Sayeth the NZ Herald:

the number of mortgagee sales – where a borrower’s property is sold by the [bank] – reached the highest levels since records began

They’ve only been keeping records since 1994 though 🙂

At the end of the article there are some numbers, which I made a graph of

mortgagee_sales_aucklandManukau (orange line) is pretty extraordinary – in 2007 there were less forced sales than Waitakere.
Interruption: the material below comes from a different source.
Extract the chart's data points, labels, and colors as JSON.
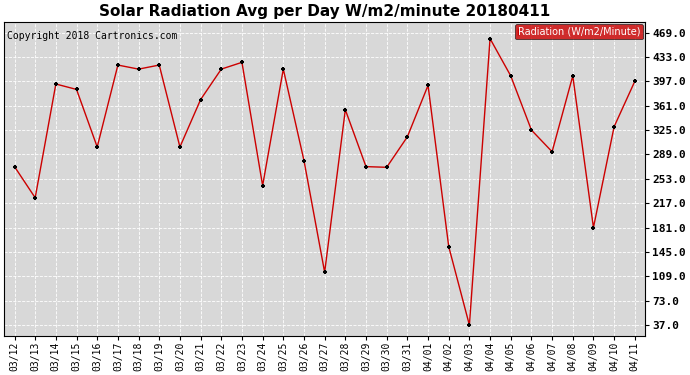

The graph is a bit misleading – in percentage terms, Auckland City had less of an increase than most. Manukau is still clearly the stand-out, with a 1242% increase.

2007 2008 2009 % increase
Auckland City 86 161 387 450.00%
Manukau 26 147 323 1242.31%
North Shore 20 65 173 865.00%
Rodney 19 56 155 815.79%
Waitakere 31 54 135 435.48%
Papakura 7 19 53 757.14%
Franklin 8 17 48 600.00%

Does anyone have figures for earlier than 2007?

6 Comments Posted

  1. It would be nice to have more data-points. What would be more intersting is to know how many are owner-occupied mortgagee sales and how many are rented properties under thwe hammer. My understanding of media comment is that it is the later. If so, it appears as if some folk are “investing” poorly, much to their angst… and also to others unable to afford the properties these investors “purchased”.
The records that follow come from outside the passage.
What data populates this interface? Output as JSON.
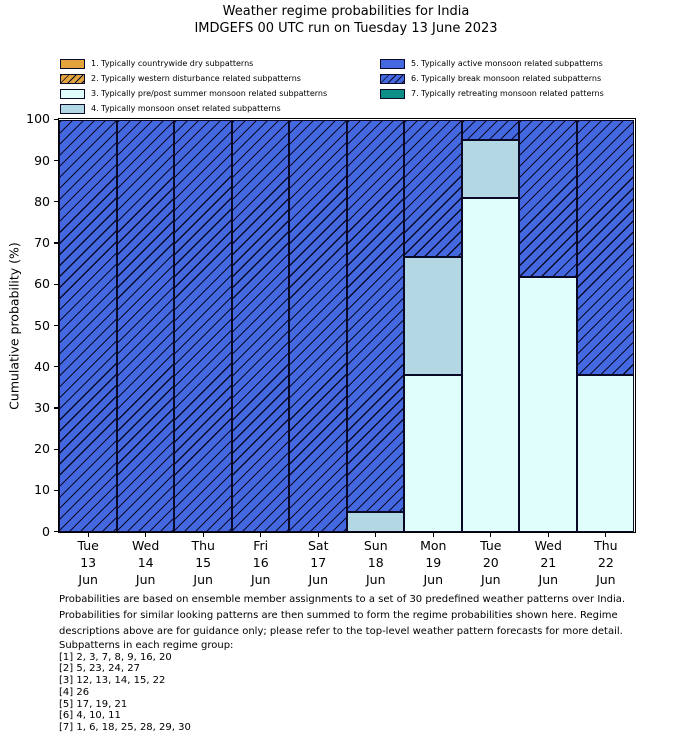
{
  "title": {
    "line1": "Weather regime probabilities for India",
    "line2": "IMDGEFS 00 UTC run on Tuesday 13 June 2023"
  },
  "ylabel": "Cumulative probability (%)",
  "colors": {
    "gold": "#E3A33C",
    "light_cyan": "#E0FEFB",
    "light_blue": "#B3D8E3",
    "royal_blue": "#4468E0",
    "teal": "#0D8F85",
    "edge": "#0a0a28"
  },
  "regimes": [
    {
      "id": 1,
      "label": "1. Typically countrywide dry subpatterns",
      "color": "#E3A33C",
      "hatch": false
    },
    {
      "id": 2,
      "label": "2. Typically western disturbance related subpatterns",
      "color": "#E3A33C",
      "hatch": true
    },
    {
      "id": 3,
      "label": "3. Typically pre/post summer monsoon related subpatterns",
      "color": "#E0FEFB",
      "hatch": false
    },
    {
      "id": 4,
      "label": "4. Typically monsoon onset related subpatterns",
      "color": "#B3D8E3",
      "hatch": false
    },
    {
      "id": 5,
      "label": "5. Typically active monsoon related subpatterns",
      "color": "#4468E0",
      "hatch": false
    },
    {
      "id": 6,
      "label": "6. Typically break monsoon related subpatterns",
      "color": "#4468E0",
      "hatch": true
    },
    {
      "id": 7,
      "label": "7. Typically retreating monsoon related patterns",
      "color": "#0D8F85",
      "hatch": false
    }
  ],
  "chart_data": {
    "type": "stacked_bar",
    "title": "Weather regime probabilities for India — IMDGEFS 00 UTC run on Tuesday 13 June 2023",
    "xlabel": "",
    "ylabel": "Cumulative probability (%)",
    "ylim": [
      0,
      100
    ],
    "yticks": [
      0,
      10,
      20,
      30,
      40,
      50,
      60,
      70,
      80,
      90,
      100
    ],
    "grid": false,
    "legend_position": "top",
    "categories": [
      {
        "dow": "Tue",
        "day": "13",
        "mon": "Jun"
      },
      {
        "dow": "Wed",
        "day": "14",
        "mon": "Jun"
      },
      {
        "dow": "Thu",
        "day": "15",
        "mon": "Jun"
      },
      {
        "dow": "Fri",
        "day": "16",
        "mon": "Jun"
      },
      {
        "dow": "Sat",
        "day": "17",
        "mon": "Jun"
      },
      {
        "dow": "Sun",
        "day": "18",
        "mon": "Jun"
      },
      {
        "dow": "Mon",
        "day": "19",
        "mon": "Jun"
      },
      {
        "dow": "Tue",
        "day": "20",
        "mon": "Jun"
      },
      {
        "dow": "Wed",
        "day": "21",
        "mon": "Jun"
      },
      {
        "dow": "Thu",
        "day": "22",
        "mon": "Jun"
      }
    ],
    "series": [
      {
        "regime": 1,
        "name": "1. Typically countrywide dry subpatterns",
        "values": [
          0,
          0,
          0,
          0,
          0,
          0,
          0,
          0,
          0,
          0
        ]
      },
      {
        "regime": 2,
        "name": "2. Typically western disturbance related subpatterns",
        "values": [
          0,
          0,
          0,
          0,
          0,
          0,
          0,
          0,
          0,
          0
        ]
      },
      {
        "regime": 3,
        "name": "3. Typically pre/post summer monsoon related subpatterns",
        "values": [
          0,
          0,
          0,
          0,
          0,
          0,
          38.1,
          81.0,
          61.9,
          38.1
        ]
      },
      {
        "regime": 4,
        "name": "4. Typically monsoon onset related subpatterns",
        "values": [
          0,
          0,
          0,
          0,
          0,
          4.8,
          28.6,
          14.2,
          0,
          0
        ]
      },
      {
        "regime": 5,
        "name": "5. Typically active monsoon related subpatterns",
        "values": [
          0,
          0,
          0,
          0,
          0,
          0,
          0,
          0,
          0,
          0
        ]
      },
      {
        "regime": 6,
        "name": "6. Typically break monsoon related subpatterns",
        "values": [
          100,
          100,
          100,
          100,
          100,
          95.2,
          33.3,
          4.8,
          38.1,
          61.9
        ]
      },
      {
        "regime": 7,
        "name": "7. Typically retreating monsoon related patterns",
        "values": [
          0,
          0,
          0,
          0,
          0,
          0,
          0,
          0,
          0,
          0
        ]
      }
    ]
  },
  "footer": {
    "lines": [
      "Probabilities are based on ensemble member assignments to a set of 30 predefined weather patterns over India.",
      "Probabilities for similar looking patterns are then summed to form the regime probabilities shown here. Regime",
      "descriptions above are for guidance only; please refer to the top-level weather pattern forecasts for more detail."
    ]
  },
  "subpatterns": {
    "heading": "Subpatterns in each regime group:",
    "lines": [
      "[1] 2, 3, 7, 8, 9, 16, 20",
      "[2] 5, 23, 24, 27",
      "[3] 12, 13, 14, 15, 22",
      "[4] 26",
      "[5] 17, 19, 21",
      "[6] 4, 10, 11",
      "[7] 1, 6, 18, 25, 28, 29, 30"
    ]
  }
}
  2. Umm, John Foughy and John Carter, you can’t deny the data which frog has also provide, for those who like facts as well as coloured-line graphs.
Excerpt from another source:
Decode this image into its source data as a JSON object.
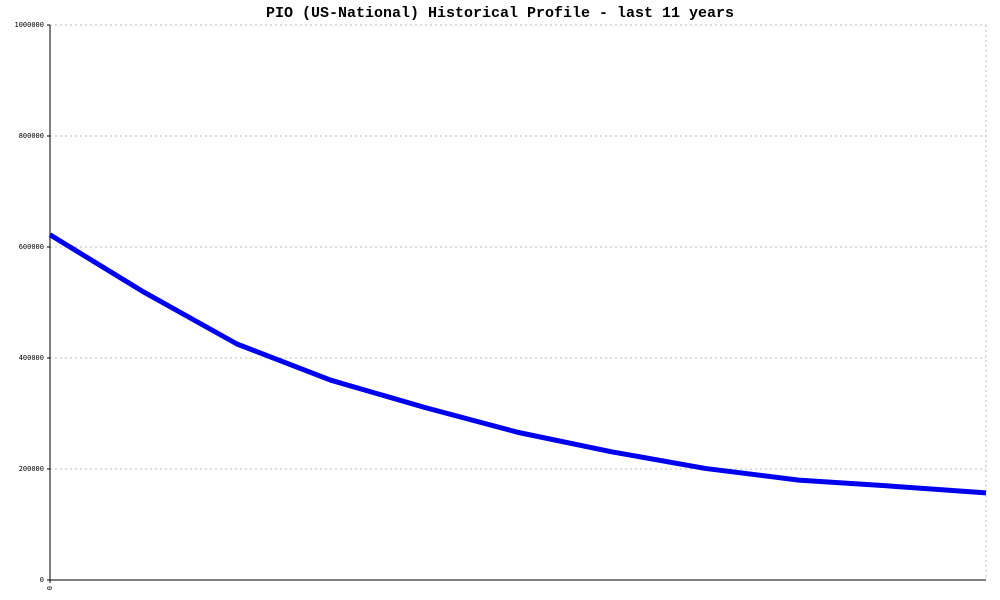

    so this is what Nat ministers mean when they say ‘the recession is lifting?” – oh, there’s no risk of mortgagee-sale in Remuera or Parnell, it’s all ok again, then!

    BTW, the last big king-hit of mortgagee sales was at the post-’87 crash property-slump low-tide of 1992, which is why the figures began to be collected in 1994 – someone decided it was a good indicator of banking equity, to know what was happening in the housing mortgage market, so that banks couldn’t end up required to shed all their mortgages like Marac did in ’92.

  3. Sorry, those curves are way too smooth to be real.

    Don’t fudge them like that! It leaves an instant Bad Taste in the mouth.

  4. Come on, Frog, this is poor work. I looked at that graph and thought, gee, there must be a lot of data to support drawing such nice curves. Then I looked further and discovered you had THREE data points. Then I looked further still, and discovered you were calculating percentages to SIX significant figures.

    You can always fit a quadratic perfectly to any set of three points [unless they’re in a straight line, that is]. It doesn’t tell you anything useful. What would you have done if you had 2006 data — fit a cubic?

    And quoting figures like “600.00%” for Franklin suggests that you can tell the difference between that and 600.01%. But this is nonsense. The smallest possible increment you can have in that case is 12.5%.

    So, to improve:
    1. Show the data points on your graph as dots, or circles, or triangles, or something, so it’s obvious how much data supports it.
    2. Throw away the quadratics and fit straight lines instead.
    3. Round all your percentages to the nearest 10%.

    HTH. HAND!

    [PS. I tried posting earlier from my iPhone but was having problems. If there are dupes, keep this one.]

  5. Foreclosure eminently states how these premises lack banking’s liquidity, but my question is do they leak?